Carlyle Powers Ahead With Energy Deals, Fund

  • Buys six power plants for Cogentrix platform
  • Energy portfolio at $28 billion AUM
  • Targeting $1.5 billion for fund

Tapping into its $1.2 billion Carlyle Infrastructure Partners LP, as well as a managed account called Carlyle Power Opportunities Capital Partners LP, Carlyle Group said it’s buying one natural gas-fired plant in Sayreville, N.J., from Energy Capital Partners. Carlyle Group is also acquiring five California plants from an affiliate of Starwood Energy Group Global , Blackstone Group LP’s CalPeak portfolio, and other affiliates of Starwood Energy Group Global and Tyr Energy.

Carlyle Group didn’t disclose financials of the deals, but the acquisitions will bring the total enterprise value of power asset transactions to more than $1.2 billion since the firm bought Cogentrix, an independent power producer, from Goldman Sachs Group Inc, last year.  Robert Mancini, chairman of Cogentrix and a managing director of Carlyle Group, also co-heads Carlyle Infrastructure Partners, having joining the firm from Goldman Sachs.

Predicting more deals to come, Mancini said in a statement that Carlyle Group sees “significant opportunities” for acquisitions and development in power.

To keep its war chest filled, Carlyle Group is trying to raise about $1.5 billion for Carlyle International Energy Partners, according to a report by sister news service Reuters. The firm’s vintage 2011 Carlyle Energy Mezzanine Opportunities Fund drew $1.4 billion. A Carlyle Group spokesman declined to comment on fundraising.

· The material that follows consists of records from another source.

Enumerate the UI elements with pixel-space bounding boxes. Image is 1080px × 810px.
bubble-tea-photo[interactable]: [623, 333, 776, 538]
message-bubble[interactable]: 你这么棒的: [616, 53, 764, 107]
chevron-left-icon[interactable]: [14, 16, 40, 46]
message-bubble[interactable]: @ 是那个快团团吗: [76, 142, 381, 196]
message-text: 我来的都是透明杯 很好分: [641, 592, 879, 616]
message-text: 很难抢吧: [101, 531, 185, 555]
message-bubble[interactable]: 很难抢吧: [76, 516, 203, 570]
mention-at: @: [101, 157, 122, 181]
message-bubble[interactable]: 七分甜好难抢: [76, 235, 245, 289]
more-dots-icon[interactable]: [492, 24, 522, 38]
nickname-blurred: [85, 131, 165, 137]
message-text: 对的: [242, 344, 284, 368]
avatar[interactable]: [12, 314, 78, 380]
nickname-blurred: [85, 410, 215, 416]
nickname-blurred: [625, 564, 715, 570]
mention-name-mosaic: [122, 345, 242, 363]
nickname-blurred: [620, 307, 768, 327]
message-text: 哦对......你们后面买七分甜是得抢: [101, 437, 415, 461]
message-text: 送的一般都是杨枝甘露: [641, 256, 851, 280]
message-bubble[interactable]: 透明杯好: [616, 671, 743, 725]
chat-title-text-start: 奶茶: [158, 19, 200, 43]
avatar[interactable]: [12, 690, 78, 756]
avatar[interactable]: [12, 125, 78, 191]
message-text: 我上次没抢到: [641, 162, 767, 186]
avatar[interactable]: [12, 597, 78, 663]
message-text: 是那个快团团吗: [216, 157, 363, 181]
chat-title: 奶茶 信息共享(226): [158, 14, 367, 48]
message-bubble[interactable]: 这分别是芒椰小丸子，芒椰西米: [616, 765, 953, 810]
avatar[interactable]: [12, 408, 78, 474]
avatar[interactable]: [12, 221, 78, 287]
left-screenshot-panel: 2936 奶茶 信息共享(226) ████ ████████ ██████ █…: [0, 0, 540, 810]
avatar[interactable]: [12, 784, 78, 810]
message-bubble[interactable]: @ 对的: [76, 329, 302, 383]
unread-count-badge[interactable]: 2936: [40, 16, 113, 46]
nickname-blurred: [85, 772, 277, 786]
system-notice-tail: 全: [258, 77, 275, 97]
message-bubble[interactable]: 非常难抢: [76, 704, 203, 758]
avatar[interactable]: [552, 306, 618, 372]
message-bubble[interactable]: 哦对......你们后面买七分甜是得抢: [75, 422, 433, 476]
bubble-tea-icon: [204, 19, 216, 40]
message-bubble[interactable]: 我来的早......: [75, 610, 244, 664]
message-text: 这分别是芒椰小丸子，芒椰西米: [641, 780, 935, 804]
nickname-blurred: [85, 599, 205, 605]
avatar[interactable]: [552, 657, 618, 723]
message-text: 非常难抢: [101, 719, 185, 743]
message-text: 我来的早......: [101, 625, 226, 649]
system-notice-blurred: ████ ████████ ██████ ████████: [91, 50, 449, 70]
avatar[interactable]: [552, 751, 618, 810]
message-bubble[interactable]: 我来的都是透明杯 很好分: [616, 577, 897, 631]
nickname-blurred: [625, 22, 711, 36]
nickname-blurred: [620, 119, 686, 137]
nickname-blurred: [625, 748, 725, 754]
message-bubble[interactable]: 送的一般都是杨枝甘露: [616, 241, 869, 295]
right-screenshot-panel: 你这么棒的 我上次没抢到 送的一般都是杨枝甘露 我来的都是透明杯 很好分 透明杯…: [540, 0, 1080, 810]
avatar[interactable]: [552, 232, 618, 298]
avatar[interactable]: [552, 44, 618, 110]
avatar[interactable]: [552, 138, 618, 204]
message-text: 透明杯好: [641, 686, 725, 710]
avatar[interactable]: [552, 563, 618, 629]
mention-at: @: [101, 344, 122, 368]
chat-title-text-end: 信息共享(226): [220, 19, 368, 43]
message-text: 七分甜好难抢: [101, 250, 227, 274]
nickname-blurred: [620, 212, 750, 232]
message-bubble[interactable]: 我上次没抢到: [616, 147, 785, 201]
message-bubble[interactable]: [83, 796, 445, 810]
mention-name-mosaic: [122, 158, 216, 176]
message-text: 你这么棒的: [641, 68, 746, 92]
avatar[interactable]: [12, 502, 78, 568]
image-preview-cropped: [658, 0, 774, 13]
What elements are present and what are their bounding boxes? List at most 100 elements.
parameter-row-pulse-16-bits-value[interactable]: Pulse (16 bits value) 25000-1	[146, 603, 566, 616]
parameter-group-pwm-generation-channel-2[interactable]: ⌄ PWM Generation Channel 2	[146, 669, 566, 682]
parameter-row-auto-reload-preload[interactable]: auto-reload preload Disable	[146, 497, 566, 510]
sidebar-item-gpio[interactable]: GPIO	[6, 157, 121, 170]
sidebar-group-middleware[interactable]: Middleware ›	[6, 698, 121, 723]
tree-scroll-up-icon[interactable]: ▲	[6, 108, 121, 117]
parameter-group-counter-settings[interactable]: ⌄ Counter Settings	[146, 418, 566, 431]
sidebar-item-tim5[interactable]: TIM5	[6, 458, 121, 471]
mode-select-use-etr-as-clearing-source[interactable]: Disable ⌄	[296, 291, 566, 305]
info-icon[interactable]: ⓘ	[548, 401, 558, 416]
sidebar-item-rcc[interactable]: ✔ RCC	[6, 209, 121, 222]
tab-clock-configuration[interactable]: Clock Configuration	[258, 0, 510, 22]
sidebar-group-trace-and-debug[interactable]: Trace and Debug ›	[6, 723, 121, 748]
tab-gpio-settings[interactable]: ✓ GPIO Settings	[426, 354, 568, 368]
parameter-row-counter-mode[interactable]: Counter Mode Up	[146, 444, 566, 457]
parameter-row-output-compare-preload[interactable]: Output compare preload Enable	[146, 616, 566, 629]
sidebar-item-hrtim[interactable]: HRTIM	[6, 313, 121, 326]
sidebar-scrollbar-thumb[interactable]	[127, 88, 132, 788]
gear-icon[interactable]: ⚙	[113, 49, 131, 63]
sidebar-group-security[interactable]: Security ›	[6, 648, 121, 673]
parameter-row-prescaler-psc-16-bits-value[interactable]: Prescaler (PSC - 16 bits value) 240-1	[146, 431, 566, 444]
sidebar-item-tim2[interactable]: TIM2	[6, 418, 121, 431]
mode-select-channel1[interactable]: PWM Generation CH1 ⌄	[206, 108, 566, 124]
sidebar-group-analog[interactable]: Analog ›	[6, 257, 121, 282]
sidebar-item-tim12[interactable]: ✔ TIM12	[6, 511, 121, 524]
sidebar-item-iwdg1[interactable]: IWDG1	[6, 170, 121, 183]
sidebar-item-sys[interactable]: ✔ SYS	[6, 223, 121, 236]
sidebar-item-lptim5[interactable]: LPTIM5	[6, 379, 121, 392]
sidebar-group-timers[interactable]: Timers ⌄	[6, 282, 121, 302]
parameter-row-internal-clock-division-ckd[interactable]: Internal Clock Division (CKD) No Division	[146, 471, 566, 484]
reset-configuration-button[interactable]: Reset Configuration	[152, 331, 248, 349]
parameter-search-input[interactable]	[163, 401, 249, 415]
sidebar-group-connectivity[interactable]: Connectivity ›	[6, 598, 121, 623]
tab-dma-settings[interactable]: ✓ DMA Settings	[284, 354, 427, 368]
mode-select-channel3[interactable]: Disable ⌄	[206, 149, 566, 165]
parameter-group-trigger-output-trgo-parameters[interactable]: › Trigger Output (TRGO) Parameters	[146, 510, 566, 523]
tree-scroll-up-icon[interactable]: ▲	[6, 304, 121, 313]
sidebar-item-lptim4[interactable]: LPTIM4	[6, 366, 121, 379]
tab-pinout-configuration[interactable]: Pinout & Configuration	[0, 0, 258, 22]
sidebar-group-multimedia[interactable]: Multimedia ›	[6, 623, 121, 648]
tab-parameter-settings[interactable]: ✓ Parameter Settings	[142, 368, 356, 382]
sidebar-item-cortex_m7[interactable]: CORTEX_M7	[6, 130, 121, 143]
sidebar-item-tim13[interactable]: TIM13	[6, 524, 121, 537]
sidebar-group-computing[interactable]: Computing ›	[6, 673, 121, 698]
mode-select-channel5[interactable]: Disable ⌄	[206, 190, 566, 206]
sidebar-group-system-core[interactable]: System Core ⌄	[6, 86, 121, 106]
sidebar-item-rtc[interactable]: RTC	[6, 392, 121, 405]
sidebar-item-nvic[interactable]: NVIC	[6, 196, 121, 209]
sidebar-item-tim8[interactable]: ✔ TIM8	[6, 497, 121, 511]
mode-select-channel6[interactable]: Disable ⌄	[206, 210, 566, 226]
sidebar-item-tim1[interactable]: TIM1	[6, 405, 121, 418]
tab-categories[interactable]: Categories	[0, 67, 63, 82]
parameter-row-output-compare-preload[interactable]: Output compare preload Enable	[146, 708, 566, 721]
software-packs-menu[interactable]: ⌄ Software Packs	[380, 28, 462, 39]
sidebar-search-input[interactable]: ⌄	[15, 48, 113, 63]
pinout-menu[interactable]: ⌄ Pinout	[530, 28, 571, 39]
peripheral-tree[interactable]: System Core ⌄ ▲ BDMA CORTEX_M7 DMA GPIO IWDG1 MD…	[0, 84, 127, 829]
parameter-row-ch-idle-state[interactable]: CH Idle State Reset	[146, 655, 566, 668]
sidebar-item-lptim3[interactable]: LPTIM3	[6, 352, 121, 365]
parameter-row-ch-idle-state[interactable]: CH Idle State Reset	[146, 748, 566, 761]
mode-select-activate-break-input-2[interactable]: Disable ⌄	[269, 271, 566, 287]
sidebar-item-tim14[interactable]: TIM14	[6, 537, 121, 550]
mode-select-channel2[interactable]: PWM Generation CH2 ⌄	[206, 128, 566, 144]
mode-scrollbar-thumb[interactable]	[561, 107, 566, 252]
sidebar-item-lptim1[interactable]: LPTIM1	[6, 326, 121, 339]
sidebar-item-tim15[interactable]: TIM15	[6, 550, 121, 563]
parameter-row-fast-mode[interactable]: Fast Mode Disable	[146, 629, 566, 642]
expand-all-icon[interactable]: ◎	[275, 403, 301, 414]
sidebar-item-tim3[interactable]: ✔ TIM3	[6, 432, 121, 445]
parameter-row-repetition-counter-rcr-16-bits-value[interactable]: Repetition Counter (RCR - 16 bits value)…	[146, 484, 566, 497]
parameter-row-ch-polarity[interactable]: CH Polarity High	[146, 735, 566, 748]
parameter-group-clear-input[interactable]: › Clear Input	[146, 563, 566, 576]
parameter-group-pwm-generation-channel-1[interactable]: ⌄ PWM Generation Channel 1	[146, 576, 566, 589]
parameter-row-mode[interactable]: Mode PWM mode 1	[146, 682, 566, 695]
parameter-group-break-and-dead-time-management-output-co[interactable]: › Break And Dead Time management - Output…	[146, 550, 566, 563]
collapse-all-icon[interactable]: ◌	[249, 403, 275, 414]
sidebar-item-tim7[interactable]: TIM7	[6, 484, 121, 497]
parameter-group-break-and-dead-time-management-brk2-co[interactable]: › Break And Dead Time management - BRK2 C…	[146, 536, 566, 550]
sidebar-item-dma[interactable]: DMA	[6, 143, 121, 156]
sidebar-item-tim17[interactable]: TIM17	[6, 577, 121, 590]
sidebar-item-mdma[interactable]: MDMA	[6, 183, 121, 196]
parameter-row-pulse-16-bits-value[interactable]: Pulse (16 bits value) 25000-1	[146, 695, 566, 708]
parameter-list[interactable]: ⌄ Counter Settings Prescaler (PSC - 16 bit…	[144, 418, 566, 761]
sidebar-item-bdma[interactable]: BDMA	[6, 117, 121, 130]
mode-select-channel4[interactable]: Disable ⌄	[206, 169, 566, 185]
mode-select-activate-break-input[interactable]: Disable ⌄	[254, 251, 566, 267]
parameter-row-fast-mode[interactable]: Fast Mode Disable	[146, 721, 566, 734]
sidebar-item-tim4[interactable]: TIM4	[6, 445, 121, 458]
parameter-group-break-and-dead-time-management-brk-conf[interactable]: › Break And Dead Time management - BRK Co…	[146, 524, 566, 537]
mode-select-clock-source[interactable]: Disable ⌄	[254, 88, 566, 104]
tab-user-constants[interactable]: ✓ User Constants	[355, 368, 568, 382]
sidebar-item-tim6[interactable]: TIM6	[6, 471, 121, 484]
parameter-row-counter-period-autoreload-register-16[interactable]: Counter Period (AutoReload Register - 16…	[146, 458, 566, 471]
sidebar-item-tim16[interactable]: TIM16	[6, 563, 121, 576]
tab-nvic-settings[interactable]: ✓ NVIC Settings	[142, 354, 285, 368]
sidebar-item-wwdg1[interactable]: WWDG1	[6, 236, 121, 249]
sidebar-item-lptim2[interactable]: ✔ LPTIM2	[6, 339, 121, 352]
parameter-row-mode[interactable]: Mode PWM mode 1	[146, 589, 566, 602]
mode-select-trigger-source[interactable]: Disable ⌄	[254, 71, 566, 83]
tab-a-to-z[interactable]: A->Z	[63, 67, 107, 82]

It has been about five months since Carlyle Group hired a six-person international energy investment team led by Marcel van Poecke, who ran Petroplus during Carlyle Group’s ownership of the European refiner from 2005 to 2007. The team plans to focus on oil and gas exploration and production, midstream, oil field services, refining and marketing in Europe, Africa, Latin America and Asia.

Other big pieces of Carlyle Group’s energy strategy include its deal last December to pay $424 million for a 47.5 percent stake in NGP Energy Capital Management, which runs a $13 billion family of private equity funds. Carlyle Group hailed the NGP Energy Capital Management deal as the cornerstone of its “growing natural resources investing platform.”

Carlyle Group also owns a majority stake in Philadelphia Energy Solutions, the largest continuously operating refinery on the East Coast, in a 2012 deal heralded as the saver of 850 jobs, since the transaction with Sunoco kept the refinery from closing. At the time, Philadelphia Energy Solutions said it could also add up to 200 more jobs.

Carlyle Group’s energy strategy had previously centered on its Riverstone Holdings LLC alliance, which ended in 2011 after more than a decade and six co-named funds.

(Correction: Robert Mancini co-heads Carlyle Infrastructure Partners. This information was incorrect in an earlier version of the story.)